Another scenario involves object spreading or partial updates where a Jwt Token payload is merged with database-stored user data. If the merge logic does not explicitly initialize all required keys, reading those keys later can expose stale or unpredictable values. This can affect rate limiting, permission checks, or tenant isolation, particularly when the token is used to derive access control decisions in Feathersjs hooks.
To detect this class of issue, middleBrick runs 12 security checks in parallel, including Input Validation, Property Authorization, and Unsafe Consumption, which can surface missing defaults and unchecked optional claims in Jwt Token handling. Because middleBrick performs black-box scanning without agents or credentials, it can identify risky patterns in unauthenticated attack surfaces in about 5–15 seconds.
Jwt Tokens-Specific Remediation in Feathersjs — concrete code fixes
Remediation focuses on ensuring all data derived from Jwt Tokens is fully initialized and validated before use. Always define defaults for expected claims and reject or ignore unexpected or malformed tokens.

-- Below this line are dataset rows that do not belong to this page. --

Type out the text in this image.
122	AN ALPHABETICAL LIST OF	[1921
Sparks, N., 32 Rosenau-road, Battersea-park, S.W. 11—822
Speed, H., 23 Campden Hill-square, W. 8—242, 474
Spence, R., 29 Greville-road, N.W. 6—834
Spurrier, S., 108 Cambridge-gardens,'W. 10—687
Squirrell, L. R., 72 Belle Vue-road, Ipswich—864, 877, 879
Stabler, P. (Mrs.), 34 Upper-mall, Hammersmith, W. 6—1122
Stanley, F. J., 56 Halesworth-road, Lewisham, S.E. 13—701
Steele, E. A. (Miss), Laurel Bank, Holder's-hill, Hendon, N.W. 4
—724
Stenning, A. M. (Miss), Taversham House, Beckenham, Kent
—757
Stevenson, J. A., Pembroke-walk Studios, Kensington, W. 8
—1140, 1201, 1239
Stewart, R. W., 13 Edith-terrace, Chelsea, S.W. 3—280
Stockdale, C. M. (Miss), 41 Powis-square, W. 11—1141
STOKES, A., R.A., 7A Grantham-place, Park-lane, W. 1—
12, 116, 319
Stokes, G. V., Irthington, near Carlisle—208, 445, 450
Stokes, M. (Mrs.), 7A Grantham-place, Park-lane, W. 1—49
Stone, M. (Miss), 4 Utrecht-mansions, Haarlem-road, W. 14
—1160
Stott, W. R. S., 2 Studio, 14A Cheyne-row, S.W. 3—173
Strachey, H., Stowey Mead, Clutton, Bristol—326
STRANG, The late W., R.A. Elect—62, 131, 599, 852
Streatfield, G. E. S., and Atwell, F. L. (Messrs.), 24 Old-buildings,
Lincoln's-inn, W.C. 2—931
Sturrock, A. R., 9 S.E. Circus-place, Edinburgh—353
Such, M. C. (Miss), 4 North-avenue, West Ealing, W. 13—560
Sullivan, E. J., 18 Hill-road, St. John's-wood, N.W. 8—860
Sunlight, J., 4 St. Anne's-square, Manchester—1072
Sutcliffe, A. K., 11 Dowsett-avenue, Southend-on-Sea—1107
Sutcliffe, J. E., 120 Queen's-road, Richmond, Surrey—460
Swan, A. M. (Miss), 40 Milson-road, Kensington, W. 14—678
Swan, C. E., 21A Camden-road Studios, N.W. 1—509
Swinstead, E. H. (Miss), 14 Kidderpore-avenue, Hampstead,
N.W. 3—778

1. Explicitly destructure and provide defaults for all required claims when processing Jwt Tokens:
// Safe: all required fields are explicitly set with defaults
function safeCopyClaims(decoded) {
const {
sub: id = 'unknown',
role = 'guest',
tenantId = 'default',
permissions = [],
scope = 'read',
} = decoded || {};
return { id, role, tenantId, permissions, scope };
}
2. Validate required claims and reject tokens that omit them, rather than relying on uninitialized values:
// Validate critical claims and throw if missing
function validateToken(decoded) {
if (!decoded || typeof decoded.sub !== 'string' || !decoded.role) {
throw new Error('Invalid token: missing required claims');
}
return {
id: decoded.sub,
role: decoded.role,
tenantId: decoded.tenantId || 'default',
permissions: Array.isArray(decoded.permissions) ? decoded.permissions : [],
};
}
3. Use a structured approach when merging token data with user records to ensure all fields are initialized:
// Merge with explicit initialization
function mergeUserData(tokenData, dbUser) {
return {
id: tokenData.id || dbUser.id,
role: tokenData.role || dbUser.role || 'guest',
tenantId: tokenData.tenantId ?? dbUser.tenantId,
permissions: Array.isArray(tokenData.permissions) ? tokenData.permissions : (dbUser.permissions || []),
email: dbUser.email || null,
active: dbUser.active ?? false,
};
}
4. In Feathersjs hooks, apply these patterns consistently and avoid passing raw decoded tokens to downstream logic:
// Feathersjs hook example with safe token handling
const { authenticate } = require('@feathersjs/authentication');
const jwt = require('@feathersjs/authentication-jwt');
module.exports = {
before: {
async external(hook) {
const { user } = await hook.app.service('authentication').strategies.jwt.handleAuthentication(hook);
if (!user || !user.id) {
throw new Error('Authentication failed');
}
// Ensure all expected fields are initialized
hook.params.userContext = {
id: user.id,
role: user.role || 'member',
tenantId: user.tenantId || 'default',
permissions: Array.isArray(user.permissions) ? user.permissions : [],
};
return hook;
},
},
};
These practices reduce reliance on uninitialized memory by guaranteeing that all fields used in authorization, filtering, or logging are explicitly set. middleBrick’s LLM/AI Security checks can additionally detect system prompt leakage and prompt injection attempts that may exploit weak token handling in AI-integrated endpoints.